C'est ce souci de réalisme ainsi que le ton sarcastique qui l'accompagne qui fait de "Les Beaux Gosses" un teen-movie savoureux* et non son intrigue (un récit d'apprentissage à base de "pelles" et de "râteaux"). En effet dès les premières images, on est dans le vif du sujet, au plus près de visages gras et boutonneux s'embrassant goulûment, bref on sait qu'on va parler de choses très organiques et pas forcément ragoûtantes. De fait les premiers émois amoureux et sexuels de Hervé (Vincent Lacoste) s'inscrivent dans un corps disgracieux et gauche, affublé d'un petit rire niais (et bagué évidemment) devant les situations gênantes qu'il vit avec sa première copine, Aurore: la technique du baiser qu'il faut perfectionner, l'éjaculation précoce et puis les détails concrets du corps de l'autre qui peuvent faire peur voire dégoûter (des pieds sales par exemple). Ladite Aurore n'est pas elle-même plus à l'aise. On comprend à demi-mot que son attirance pour Hervé est liée au manque d'assurance de celui-ci (parce que justement c'est rassurant) et elle refuse ses caresses dès qu'elles deviennent plus poussées. Evidemment comme si cela n'était pas déjà assez compliqué comme ça, Camel (Anthony Sonigo) le copain de Hervé collant, obsédé et si possible encore plus frustré ne fait rien pour arranger les choses et ne cesse de s'incruster. De même que la mère de Hervé divorcée, collante, obsédée et si possible encore plus frustrée (Noémie Lvovsky).
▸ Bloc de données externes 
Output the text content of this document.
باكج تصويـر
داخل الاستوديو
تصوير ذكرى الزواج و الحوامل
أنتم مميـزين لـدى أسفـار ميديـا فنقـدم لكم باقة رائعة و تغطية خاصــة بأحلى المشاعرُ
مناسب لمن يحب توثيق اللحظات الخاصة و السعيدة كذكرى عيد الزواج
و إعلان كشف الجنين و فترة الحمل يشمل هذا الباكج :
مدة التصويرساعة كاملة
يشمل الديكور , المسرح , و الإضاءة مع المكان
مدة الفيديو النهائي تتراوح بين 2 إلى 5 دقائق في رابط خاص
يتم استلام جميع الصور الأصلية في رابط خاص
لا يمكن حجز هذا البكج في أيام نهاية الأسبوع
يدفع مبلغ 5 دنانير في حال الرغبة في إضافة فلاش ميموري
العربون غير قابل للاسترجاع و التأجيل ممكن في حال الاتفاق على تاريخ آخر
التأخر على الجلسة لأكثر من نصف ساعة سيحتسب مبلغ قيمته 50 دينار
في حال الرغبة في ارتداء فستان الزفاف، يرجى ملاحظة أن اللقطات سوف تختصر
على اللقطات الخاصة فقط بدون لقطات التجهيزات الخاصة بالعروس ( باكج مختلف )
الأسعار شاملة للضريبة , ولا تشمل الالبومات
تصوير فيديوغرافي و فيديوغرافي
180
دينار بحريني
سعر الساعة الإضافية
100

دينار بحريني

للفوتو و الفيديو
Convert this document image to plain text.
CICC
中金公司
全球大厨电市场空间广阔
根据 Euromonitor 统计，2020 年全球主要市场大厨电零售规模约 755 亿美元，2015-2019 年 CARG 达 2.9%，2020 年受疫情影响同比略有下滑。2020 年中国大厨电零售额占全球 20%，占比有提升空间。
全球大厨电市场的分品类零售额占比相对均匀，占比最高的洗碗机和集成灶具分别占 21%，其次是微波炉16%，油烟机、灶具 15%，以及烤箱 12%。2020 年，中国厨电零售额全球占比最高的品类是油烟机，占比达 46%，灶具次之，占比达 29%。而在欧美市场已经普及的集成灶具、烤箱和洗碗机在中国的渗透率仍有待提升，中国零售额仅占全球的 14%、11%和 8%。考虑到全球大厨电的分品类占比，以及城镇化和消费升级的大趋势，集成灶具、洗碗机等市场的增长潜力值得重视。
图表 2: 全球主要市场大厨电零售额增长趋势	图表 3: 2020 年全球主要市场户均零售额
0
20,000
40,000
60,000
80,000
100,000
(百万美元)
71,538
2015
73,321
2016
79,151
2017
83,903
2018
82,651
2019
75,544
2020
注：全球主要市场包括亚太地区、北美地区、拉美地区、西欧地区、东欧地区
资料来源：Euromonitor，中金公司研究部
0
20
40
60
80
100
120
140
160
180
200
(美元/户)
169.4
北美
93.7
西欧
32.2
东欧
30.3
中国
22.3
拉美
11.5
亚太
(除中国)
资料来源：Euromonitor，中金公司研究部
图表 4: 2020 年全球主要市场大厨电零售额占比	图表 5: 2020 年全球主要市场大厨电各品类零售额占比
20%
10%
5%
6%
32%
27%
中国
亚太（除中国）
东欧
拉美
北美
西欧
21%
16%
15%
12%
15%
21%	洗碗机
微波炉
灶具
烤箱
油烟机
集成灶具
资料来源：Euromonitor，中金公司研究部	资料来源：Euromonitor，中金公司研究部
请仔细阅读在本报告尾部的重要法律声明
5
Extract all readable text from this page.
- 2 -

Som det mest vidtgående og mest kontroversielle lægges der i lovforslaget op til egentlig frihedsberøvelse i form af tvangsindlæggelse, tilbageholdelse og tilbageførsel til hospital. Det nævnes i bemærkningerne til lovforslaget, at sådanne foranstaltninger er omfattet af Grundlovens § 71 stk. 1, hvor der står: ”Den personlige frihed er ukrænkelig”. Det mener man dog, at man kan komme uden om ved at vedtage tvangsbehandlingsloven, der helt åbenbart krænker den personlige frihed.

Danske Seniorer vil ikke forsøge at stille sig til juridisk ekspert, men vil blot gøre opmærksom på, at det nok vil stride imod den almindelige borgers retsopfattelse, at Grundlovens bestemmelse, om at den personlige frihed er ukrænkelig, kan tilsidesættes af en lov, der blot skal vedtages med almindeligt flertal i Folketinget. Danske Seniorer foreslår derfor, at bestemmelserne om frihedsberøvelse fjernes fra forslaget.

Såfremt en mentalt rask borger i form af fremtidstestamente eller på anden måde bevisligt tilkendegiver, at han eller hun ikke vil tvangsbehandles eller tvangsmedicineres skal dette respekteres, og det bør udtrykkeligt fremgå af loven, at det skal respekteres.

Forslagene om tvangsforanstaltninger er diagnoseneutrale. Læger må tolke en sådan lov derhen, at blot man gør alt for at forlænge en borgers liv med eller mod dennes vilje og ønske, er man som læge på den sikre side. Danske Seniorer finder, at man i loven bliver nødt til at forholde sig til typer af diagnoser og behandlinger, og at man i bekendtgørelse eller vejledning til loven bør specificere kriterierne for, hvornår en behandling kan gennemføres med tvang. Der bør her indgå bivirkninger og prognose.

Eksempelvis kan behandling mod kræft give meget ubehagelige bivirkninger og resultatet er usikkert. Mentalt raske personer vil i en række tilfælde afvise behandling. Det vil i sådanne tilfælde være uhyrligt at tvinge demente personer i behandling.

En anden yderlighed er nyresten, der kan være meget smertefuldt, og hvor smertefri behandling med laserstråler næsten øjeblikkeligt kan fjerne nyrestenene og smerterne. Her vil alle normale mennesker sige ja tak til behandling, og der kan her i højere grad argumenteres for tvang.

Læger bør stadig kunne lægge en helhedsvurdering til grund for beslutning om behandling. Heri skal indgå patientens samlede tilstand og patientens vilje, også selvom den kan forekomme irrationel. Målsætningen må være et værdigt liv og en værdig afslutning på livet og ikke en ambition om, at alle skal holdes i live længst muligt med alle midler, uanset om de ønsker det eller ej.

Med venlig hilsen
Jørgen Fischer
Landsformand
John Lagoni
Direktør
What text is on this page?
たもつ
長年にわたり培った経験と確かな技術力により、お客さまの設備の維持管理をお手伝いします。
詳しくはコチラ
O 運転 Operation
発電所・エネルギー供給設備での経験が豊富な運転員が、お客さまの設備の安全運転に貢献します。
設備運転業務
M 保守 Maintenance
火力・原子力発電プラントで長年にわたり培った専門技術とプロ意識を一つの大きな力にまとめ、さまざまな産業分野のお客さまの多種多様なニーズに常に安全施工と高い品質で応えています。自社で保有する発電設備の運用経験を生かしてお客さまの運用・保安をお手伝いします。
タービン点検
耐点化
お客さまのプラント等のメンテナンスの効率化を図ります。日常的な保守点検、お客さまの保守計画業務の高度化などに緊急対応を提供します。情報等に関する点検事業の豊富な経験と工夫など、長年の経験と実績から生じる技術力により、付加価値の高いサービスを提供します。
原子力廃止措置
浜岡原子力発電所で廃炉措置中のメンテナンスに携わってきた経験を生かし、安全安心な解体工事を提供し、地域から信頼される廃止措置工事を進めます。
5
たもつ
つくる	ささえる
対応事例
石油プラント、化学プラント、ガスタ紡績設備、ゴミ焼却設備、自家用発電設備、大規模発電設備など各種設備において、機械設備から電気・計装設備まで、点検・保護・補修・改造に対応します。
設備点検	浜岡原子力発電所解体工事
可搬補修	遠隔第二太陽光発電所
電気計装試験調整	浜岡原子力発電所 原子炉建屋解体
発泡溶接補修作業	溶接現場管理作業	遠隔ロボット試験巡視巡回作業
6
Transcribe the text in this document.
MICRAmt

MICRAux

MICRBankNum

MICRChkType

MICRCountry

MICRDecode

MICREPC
Bref, Hervé a la lose qui lui colle aux baskets et le comique jaillit évidemment du décalage entre les efforts qu'il fait pour donner l'apparence qu'il contrôle la situation et une réalité qui ne cesse de lui échapper.
En dépit de son caractère très ancré dans la réalité hormonale des adolescents, le film de Riad Sattouf a aussi quelques liens avec la BD. De nombreux amis bédéastes célèbres y font des apparitions clin-d'oeil (de Marjane Satrapi à Joann Sfar). Les personnages ont une dégaine facilement transposable dans l'univers de la BD (dont une tenue vestimentaire faite pour leur coller à la peau). Une des raisons qui a poussé Riad Sattouf à choisir Vincent Lacoste était justement le fait qu'il semblait sortir d'une planche de ses BD (et comme je le disais au début il a fini par devenir un personnage de BD). Enfin le générique est traité à la manière d'une série de vignettes de BD ce qui accentue la drôlerie des chutes humoristiques.
* Evidemment on pense aux films américains spécialisés dans le genre et notamment à "American Pie", la masturbation étant une des principales activités de "Les Beaux Gosses" ^^.